Dundee’s live music calendar just got a major upgrade—Glasgow’s indie rock heavyweights Franz Ferdinand are set to headline LiveHouse in 2025. Famed for their razor-edged songwriting, angular riffs, and explosive live sets, the band will bring their art-pop brilliance back to a city with deep roots in their rise. The gig marks a return to form and a return to place, promising a night that blends fan-favourite anthems with fresh cuts from their latest record, The Human Fear, out 10 January 2025.
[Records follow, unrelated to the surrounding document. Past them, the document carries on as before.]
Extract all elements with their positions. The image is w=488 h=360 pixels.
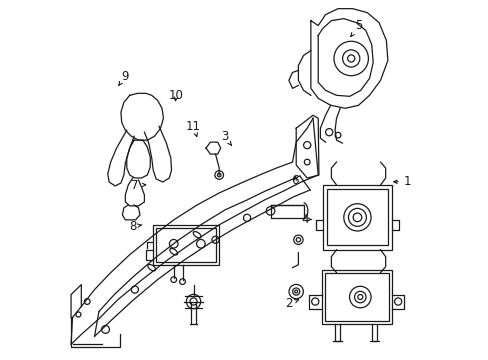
Text: 11: 11 bbox=[186, 120, 201, 136]
Text: 1: 1 bbox=[393, 175, 410, 188]
Text: 7: 7 bbox=[131, 179, 145, 192]
Bar bbox=[324, 273, 388, 321]
Bar bbox=[323, 185, 391, 250]
Bar bbox=[321, 270, 391, 324]
Text: 2: 2 bbox=[285, 297, 298, 310]
Text: 3: 3 bbox=[221, 130, 231, 145]
Text: 9: 9 bbox=[119, 69, 129, 85]
Bar bbox=[326, 189, 387, 246]
Text: 4: 4 bbox=[301, 213, 311, 226]
Text: 6: 6 bbox=[290, 174, 298, 186]
Text: 8: 8 bbox=[129, 220, 142, 233]
Text: 10: 10 bbox=[168, 89, 183, 102]
Text: 5: 5 bbox=[350, 19, 362, 36]
Bar bbox=[153, 225, 219, 265]
Bar bbox=[156, 228, 216, 262]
Franz Ferdinand’s connection to Dundee is more than a tour stop—it’s part of their origin story. Back in 2003, a then-unknown Franz took to the stage at the Reading Rooms, a Victorian library-turned-venue, delivering a blistering set that hinted at what was to come. Reflecting on that era, Clash Magazine noted the band were “flush with the success of their single ‘Darts Of Pleasure’ – an undreamt of No. 44 smash on the hit parade.” That performance lit the fuse for a meteoric rise, with “Take Me Out” launching them from cult favourites to global stage-headliners almost overnight. “When ‘Darts Of Pleasure’ came out, we got to number 44 in the charts and I was over the moon… then everything went fucking nuts with ‘Take Me Out,’” frontman Alex Kapranos told Clash.
With roots firmly planted in Glasgow’s scrappy DIY scene, Franz Ferdinand have always thrived on the tension between precision and chaos—witty, sharp-edged lyrics laid over driving, danceable guitars. It’s a sound that helped launch Clash Magazine itself, with the band gracing the magazine’s debut cover in 2004. “Scotland is a vibrant musical hotbed; in particular, Glasgow is an incredibly vital international music city,” said Clash publisher John O’Rourke, summing up the band’s legacy and the cultural energy they represent.
Two decades on, Franz Ferdinand aren’t content to coast on nostalgia. The Human Fear has been hailed as “fresh and vibrant,” packed with “effervescent” standouts like Bar Lonely and shadowy new-wave gems such as The Birds. It’s a reminder that this is a band still pushing forward—still hungry, still unpredictable.
For Dundee, the LiveHouse show is more than a concert—it’s a kind of full-circle moment. Kapranos, who once booked shows at Glasgow’s 13th Note, still carries that DIY spirit. “The scene that Paul [Thomson, drummer] and I were in was very much part of the DIY scene in Glasgow and Edinburgh: music for the sake of music,” he told Clash. It’s a sentiment that will no doubt pulse through every note in the city’s newest venue.
Expect a setlist that spans eras—from the jagged euphoria of Jacqueline to the sonic edge of The Human Fear. As Clash puts it, Franz Ferdinand’s “pop appetite” and “disregard for the past” make them a band that never stops moving. And with tickets likely to vanish fast, Dundee fans would be wise to move just as quickly.